Can a Mink Chew Through Chicken Wire?

One common concern for chicken keepers is whether minks can chew through chicken wire. While minks are good at squeezing through small gaps, they aren’t known to chew through strong materials like chicken wire.

However, you can still reinforce your coop with small-gauge welded hardware cloth to be extra secure.


Tips for Prevention and Deterrence

While securing your chicken coop is important, there are other steps you can take to prevent mink attacks and discourage them from approaching your chickens. Here are some valuable tips:

  • Keep your coop clean: Properly trash any uneaten food and regularly clean your coop to remove anything that may attract minks.
  • Remove hiding spots: Remove any potential hiding places near your coop, like tall grass, dense vegetation, or woodpiles.
  • Install motion-activated cameras: Set up motion-activated cameras around your coop to help you monitor mink activity and take appropriate action.
  • Use sound deterrents: Minks are startled by sudden noises, so using sound deterrents like wind chimes or ultrasonic devices can help deter them.

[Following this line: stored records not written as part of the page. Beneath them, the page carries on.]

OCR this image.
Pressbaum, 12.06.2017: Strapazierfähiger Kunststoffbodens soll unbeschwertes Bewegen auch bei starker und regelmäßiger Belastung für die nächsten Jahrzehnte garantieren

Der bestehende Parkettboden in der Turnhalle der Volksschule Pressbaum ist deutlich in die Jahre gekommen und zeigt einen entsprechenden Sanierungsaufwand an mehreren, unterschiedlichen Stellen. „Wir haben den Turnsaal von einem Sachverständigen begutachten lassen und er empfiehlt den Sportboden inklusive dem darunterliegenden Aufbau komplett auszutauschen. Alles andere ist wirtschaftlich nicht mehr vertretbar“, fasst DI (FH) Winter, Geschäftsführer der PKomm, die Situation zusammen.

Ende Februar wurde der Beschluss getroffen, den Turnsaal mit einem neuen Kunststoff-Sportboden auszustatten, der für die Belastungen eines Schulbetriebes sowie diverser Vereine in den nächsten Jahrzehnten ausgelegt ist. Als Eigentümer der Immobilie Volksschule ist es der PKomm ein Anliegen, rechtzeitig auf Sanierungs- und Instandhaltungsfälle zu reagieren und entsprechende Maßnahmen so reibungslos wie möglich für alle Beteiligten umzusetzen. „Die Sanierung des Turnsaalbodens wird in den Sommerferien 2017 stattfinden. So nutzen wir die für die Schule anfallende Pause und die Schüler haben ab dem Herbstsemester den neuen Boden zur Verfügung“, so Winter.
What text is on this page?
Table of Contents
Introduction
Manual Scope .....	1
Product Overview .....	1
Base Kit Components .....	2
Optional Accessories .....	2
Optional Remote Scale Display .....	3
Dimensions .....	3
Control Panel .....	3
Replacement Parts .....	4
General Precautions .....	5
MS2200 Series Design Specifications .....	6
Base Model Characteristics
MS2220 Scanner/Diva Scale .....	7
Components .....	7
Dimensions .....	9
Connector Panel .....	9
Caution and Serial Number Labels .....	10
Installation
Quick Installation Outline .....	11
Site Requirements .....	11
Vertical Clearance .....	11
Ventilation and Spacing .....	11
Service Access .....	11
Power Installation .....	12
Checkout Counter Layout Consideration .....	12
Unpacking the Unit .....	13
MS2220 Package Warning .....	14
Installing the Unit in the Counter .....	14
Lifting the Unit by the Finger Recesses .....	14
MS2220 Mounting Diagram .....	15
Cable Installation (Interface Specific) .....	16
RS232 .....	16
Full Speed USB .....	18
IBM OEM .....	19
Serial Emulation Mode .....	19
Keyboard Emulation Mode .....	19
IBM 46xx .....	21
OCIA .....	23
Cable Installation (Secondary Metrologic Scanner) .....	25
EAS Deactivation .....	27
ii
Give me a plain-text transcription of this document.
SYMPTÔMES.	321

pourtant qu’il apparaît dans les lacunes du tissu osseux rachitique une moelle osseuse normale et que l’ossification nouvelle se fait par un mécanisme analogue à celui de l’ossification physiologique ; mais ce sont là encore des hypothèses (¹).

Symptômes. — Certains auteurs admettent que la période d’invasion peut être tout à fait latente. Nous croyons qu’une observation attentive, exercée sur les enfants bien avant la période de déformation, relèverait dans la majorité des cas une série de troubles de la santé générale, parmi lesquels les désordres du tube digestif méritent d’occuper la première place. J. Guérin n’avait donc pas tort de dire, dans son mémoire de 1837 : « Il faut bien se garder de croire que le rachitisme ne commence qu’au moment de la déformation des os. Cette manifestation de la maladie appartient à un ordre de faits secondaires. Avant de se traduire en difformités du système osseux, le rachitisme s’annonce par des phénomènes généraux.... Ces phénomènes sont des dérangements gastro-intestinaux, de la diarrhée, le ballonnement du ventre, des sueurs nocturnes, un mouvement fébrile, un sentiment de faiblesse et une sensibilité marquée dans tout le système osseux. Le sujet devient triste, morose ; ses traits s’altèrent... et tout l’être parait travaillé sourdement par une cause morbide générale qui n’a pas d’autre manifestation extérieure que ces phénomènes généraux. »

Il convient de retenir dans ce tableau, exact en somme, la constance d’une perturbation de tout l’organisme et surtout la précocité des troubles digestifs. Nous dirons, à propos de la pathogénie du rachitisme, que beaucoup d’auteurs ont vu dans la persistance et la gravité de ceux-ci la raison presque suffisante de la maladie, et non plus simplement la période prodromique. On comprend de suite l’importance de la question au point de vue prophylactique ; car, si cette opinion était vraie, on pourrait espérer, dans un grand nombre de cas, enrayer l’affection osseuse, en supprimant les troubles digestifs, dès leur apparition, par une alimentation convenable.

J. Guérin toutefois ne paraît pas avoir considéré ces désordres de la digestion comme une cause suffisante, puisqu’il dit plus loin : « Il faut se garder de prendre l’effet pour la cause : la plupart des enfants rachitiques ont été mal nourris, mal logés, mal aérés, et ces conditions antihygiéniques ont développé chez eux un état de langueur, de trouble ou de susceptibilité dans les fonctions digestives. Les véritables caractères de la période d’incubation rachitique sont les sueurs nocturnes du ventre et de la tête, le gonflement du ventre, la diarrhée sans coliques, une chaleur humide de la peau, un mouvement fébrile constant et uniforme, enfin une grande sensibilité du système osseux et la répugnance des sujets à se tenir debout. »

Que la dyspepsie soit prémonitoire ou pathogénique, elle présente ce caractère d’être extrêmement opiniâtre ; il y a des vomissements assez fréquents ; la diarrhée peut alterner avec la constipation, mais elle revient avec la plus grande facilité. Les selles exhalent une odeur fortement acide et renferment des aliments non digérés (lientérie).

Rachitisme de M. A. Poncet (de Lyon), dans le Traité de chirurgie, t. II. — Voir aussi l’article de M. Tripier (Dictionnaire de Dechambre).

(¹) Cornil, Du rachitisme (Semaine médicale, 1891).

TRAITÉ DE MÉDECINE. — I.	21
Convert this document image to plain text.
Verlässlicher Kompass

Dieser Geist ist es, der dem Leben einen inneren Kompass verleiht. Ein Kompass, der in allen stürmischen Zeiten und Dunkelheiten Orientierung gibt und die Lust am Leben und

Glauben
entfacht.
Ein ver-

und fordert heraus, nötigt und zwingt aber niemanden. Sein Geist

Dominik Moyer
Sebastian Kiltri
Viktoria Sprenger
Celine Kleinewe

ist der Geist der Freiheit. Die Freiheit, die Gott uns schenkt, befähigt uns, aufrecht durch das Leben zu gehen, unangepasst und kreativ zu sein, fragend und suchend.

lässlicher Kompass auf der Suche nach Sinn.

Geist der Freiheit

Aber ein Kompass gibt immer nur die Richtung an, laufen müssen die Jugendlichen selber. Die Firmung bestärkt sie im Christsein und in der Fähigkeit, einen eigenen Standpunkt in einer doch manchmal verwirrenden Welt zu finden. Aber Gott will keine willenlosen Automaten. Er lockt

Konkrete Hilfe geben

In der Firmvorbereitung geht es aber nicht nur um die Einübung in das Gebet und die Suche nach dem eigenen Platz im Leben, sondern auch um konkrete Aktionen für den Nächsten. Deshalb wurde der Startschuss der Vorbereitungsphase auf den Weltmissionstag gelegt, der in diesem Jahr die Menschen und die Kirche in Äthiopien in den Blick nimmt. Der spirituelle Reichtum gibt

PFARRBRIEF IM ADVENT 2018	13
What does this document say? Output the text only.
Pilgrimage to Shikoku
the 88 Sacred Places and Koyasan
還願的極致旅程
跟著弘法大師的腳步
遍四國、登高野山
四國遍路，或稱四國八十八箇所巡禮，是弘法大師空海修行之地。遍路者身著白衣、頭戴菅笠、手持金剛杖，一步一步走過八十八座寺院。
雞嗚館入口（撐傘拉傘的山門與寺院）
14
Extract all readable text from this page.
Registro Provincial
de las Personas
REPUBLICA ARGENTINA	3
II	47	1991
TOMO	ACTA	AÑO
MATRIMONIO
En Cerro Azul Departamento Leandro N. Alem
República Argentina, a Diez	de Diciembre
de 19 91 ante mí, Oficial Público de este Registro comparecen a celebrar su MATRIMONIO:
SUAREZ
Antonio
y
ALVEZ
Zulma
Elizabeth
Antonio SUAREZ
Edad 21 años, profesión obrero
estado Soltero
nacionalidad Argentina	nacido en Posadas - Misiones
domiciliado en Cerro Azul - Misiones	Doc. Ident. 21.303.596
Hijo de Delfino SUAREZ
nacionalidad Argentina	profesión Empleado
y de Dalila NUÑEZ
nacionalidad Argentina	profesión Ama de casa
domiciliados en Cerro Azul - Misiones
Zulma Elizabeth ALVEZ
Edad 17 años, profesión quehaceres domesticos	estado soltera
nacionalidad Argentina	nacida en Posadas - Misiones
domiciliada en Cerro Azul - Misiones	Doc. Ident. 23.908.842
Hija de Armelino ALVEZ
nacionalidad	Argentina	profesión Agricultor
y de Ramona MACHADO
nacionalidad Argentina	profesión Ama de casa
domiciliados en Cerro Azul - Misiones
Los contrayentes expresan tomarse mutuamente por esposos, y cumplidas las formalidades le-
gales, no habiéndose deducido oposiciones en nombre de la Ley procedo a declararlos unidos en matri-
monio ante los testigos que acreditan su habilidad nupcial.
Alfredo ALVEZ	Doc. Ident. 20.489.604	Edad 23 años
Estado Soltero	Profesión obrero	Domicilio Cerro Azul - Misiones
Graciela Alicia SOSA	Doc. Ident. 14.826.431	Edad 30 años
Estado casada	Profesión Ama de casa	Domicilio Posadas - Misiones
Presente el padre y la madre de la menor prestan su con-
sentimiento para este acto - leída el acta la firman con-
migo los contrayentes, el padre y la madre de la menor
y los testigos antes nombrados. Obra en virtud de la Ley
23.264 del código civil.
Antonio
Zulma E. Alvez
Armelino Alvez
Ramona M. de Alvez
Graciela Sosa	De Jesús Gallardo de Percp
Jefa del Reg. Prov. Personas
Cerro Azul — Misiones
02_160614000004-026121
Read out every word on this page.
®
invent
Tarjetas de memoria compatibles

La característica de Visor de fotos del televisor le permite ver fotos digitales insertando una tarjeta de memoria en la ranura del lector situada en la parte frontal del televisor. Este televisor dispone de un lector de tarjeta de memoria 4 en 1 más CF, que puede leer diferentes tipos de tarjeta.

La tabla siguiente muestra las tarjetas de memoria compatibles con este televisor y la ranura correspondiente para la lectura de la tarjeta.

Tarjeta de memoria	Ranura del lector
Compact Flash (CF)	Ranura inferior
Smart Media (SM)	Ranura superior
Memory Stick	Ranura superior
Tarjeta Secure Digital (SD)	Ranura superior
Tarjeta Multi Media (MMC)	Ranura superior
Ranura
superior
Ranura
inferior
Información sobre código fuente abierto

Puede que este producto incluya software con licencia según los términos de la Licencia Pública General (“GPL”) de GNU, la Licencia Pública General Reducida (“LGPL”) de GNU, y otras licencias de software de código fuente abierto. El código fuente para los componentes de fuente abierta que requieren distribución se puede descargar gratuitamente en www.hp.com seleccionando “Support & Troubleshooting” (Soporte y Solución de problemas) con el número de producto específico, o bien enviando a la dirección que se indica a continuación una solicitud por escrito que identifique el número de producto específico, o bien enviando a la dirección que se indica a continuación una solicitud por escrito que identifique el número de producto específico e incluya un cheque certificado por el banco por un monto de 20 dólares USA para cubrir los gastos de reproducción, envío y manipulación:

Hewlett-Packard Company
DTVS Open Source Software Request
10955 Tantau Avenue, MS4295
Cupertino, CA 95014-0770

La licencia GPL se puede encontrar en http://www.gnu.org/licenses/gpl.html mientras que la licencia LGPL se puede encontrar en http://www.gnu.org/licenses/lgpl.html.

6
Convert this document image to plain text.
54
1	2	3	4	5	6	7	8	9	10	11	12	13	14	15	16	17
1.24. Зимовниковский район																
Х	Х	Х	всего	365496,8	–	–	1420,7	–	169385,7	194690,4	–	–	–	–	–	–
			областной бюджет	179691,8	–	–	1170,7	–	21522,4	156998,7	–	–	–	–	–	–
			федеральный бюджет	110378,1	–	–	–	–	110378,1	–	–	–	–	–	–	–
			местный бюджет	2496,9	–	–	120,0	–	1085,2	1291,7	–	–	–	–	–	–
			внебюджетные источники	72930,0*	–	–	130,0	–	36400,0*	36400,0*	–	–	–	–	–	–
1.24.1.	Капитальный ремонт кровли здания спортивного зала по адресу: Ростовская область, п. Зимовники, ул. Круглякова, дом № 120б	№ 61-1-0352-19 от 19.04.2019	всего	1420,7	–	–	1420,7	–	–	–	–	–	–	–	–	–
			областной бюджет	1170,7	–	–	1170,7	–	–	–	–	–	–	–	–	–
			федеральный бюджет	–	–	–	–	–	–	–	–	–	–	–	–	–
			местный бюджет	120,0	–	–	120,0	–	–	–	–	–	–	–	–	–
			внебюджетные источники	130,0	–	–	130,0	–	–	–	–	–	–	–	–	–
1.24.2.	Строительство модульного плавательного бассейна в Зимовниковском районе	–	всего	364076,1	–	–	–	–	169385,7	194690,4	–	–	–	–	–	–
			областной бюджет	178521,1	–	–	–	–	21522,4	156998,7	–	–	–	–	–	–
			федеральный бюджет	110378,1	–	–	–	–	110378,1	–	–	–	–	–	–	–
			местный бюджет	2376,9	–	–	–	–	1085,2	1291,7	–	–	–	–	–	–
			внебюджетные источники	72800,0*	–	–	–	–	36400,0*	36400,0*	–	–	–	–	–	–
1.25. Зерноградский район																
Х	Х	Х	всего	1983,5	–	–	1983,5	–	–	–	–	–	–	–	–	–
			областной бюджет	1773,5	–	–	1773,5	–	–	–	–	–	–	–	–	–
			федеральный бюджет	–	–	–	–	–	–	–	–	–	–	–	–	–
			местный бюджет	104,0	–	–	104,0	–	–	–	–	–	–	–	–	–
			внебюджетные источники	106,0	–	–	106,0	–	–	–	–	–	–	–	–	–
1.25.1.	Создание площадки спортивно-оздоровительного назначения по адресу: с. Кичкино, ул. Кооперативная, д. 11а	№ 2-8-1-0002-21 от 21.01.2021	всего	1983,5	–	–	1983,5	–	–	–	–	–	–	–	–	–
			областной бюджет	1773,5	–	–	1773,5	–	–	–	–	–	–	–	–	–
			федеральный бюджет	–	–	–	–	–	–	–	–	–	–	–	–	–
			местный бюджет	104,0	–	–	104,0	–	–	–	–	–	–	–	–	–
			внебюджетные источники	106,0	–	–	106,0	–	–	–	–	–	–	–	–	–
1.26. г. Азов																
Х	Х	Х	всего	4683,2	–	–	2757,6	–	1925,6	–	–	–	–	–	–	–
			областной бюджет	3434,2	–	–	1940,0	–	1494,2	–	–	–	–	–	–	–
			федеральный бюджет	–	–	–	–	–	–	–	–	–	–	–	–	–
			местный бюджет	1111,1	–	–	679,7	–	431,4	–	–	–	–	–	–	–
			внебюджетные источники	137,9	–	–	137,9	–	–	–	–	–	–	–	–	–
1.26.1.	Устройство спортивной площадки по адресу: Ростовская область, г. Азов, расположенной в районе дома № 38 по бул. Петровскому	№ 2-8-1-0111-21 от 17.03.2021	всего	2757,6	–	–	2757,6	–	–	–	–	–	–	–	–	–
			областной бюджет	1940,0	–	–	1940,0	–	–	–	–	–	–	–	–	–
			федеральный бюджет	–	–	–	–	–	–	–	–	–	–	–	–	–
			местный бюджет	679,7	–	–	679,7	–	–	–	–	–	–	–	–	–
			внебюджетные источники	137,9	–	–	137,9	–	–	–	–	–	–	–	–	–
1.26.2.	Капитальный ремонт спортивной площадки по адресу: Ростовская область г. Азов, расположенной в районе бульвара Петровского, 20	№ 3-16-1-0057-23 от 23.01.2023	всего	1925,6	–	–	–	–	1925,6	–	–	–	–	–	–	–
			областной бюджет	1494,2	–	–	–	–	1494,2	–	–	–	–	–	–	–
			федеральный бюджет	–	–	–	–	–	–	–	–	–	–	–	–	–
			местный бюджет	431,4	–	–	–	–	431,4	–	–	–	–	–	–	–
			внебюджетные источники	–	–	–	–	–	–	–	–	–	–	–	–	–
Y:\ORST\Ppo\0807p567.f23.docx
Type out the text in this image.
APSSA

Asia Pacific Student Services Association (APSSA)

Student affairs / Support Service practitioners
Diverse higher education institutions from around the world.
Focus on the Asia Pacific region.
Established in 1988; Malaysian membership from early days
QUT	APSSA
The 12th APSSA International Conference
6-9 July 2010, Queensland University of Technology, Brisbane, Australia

Other Predators to Watch Out For

While minks pose a significant threat to your chickens, it’s essential to be aware of other predators that may target your flock like:

  • Foxes
  • Raccoons
  • Opossums
  • Coyotes
  • Birds of Prey
  • Snakes
  • Domestic Dogs and Cats
  • Wildcats



Keeping minks away from your chickens requires a combination of proactive measures and ongoing vigilance. Stay proactive and adapt your strategies as needed to ensure your chickens’ safety.

Now that you have the knowledge and effective techniques, you can confidently protect your chickens from minks. By implementing these measures, you’ll create a secure environment where your flock can thrive without the fear of mink attacks.

Remember, the safety of your chickens is in your hands. Stay watchful, stay informed, and keep those minks away!